In deze aanpak heb ik aandacht voor het (verhaal van het) kind en de volwassene. Immers ook deze moeder is gevormd door haar opvoeding, omgeving, normen en waarden. Als zij is grootgebracht in een onveilige omgeving kan het soms moeilijk zijn om zelf op een goede en verantwoordelijke manier op te voeden. Hoe groot was de veiligheid in haar opvoeding? Wat had zij als kind gewenst?

'Wat je leert herkennen van je eigen opvoeding, omgeving en herinneringen, alles wat je heeft gevormd maar mogelijk ook heeft beschadigd. Dat inzicht helpt je in het maken van andere keuzes en ontwikkelen van idealen en waardes.'

Een alternatief is dat ik na dit gesprek een brief aan de moeder en het kind schrijf waarin ik een samenvatting van het gesprek geef.
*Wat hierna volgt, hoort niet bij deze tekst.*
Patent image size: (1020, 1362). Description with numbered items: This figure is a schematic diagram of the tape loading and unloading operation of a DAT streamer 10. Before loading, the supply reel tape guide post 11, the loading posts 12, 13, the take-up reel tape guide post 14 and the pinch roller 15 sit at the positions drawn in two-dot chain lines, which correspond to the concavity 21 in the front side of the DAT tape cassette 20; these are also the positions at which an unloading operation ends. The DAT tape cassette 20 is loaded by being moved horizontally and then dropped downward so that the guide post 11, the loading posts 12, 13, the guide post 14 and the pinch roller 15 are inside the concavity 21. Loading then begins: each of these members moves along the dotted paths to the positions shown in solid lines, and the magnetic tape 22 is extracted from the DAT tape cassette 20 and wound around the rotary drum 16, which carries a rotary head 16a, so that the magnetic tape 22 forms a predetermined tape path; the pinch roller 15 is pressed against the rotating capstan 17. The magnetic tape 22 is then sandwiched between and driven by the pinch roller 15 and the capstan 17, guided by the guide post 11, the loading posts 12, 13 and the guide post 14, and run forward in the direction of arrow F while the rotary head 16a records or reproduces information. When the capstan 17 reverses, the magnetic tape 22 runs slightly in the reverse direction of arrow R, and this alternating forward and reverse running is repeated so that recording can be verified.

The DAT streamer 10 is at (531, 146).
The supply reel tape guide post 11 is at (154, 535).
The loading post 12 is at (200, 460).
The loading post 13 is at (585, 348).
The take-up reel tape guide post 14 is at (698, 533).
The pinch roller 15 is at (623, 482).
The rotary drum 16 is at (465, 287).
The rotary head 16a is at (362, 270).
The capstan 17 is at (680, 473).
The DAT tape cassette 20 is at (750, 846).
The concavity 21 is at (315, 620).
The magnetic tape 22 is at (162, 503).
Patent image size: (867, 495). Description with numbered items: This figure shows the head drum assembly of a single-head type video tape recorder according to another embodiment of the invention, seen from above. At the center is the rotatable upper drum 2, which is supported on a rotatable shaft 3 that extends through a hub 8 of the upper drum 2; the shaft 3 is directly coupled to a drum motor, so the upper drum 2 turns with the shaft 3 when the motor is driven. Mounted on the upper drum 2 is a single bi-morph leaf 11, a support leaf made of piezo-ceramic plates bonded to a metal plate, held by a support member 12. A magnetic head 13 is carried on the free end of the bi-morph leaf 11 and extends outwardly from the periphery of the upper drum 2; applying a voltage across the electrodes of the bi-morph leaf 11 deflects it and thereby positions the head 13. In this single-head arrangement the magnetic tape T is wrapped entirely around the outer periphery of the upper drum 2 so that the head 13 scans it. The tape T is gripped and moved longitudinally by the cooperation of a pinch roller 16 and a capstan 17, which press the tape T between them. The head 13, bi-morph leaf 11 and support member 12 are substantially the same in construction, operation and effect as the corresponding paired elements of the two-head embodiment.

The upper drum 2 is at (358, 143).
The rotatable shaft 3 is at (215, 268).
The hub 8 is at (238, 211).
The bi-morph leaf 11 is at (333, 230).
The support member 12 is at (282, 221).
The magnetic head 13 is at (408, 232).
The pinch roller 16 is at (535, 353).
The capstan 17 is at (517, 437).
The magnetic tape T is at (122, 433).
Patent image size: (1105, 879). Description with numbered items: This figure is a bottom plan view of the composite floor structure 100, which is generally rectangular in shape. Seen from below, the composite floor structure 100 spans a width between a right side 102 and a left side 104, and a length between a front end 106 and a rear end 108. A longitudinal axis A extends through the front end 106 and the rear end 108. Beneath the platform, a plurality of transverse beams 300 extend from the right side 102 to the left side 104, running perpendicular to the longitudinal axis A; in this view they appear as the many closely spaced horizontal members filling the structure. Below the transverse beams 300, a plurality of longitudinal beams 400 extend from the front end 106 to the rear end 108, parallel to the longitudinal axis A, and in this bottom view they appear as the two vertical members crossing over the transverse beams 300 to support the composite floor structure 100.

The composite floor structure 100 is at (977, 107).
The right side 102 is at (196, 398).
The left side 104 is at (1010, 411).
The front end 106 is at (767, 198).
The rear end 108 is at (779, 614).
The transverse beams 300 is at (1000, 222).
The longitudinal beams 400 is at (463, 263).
Ze kunnen dan teruglezen hoe ze hun idealen en acties tot uitvoer kunnen brengen. In het bijzonder komen de positieve gevoelens naar voren zoals zorgzaamheid, verbondenheid en liefde. Ik benadruk de positieve kennis en vaardigheden van beiden naast het label van de “slechte ouder” en ‘slachtoffer’ en varieer dus in meervoudige zin. 

Areina, kan je de achtergrond van de therapie iets meer toelichten?

Narratieve therapie gaat uit van het principe dat ons gedrag ontstaat vanuit hoe wij zijn gevormd en is gericht op doorbreken van oude patronen. We gaan uit van het principe dat ons gedrag meervoudig is en wordt bepaald door eigen verhalen en verhalen uit de omgeving. Verhalen die we met elkaar delen en die in ons hoofd vastzetten en soms onszelf gevangen zetten. Ik ontwikkel met cliënten en hun omgeving in feite nieuwe maar vooral ook eigen bevrijdende verhalen. 
Er wordt geput uit de kennis van de hulpvrager zelf, dat zorgt voor ruimte om positieve gedachten, hoop en intenties uit te spreken.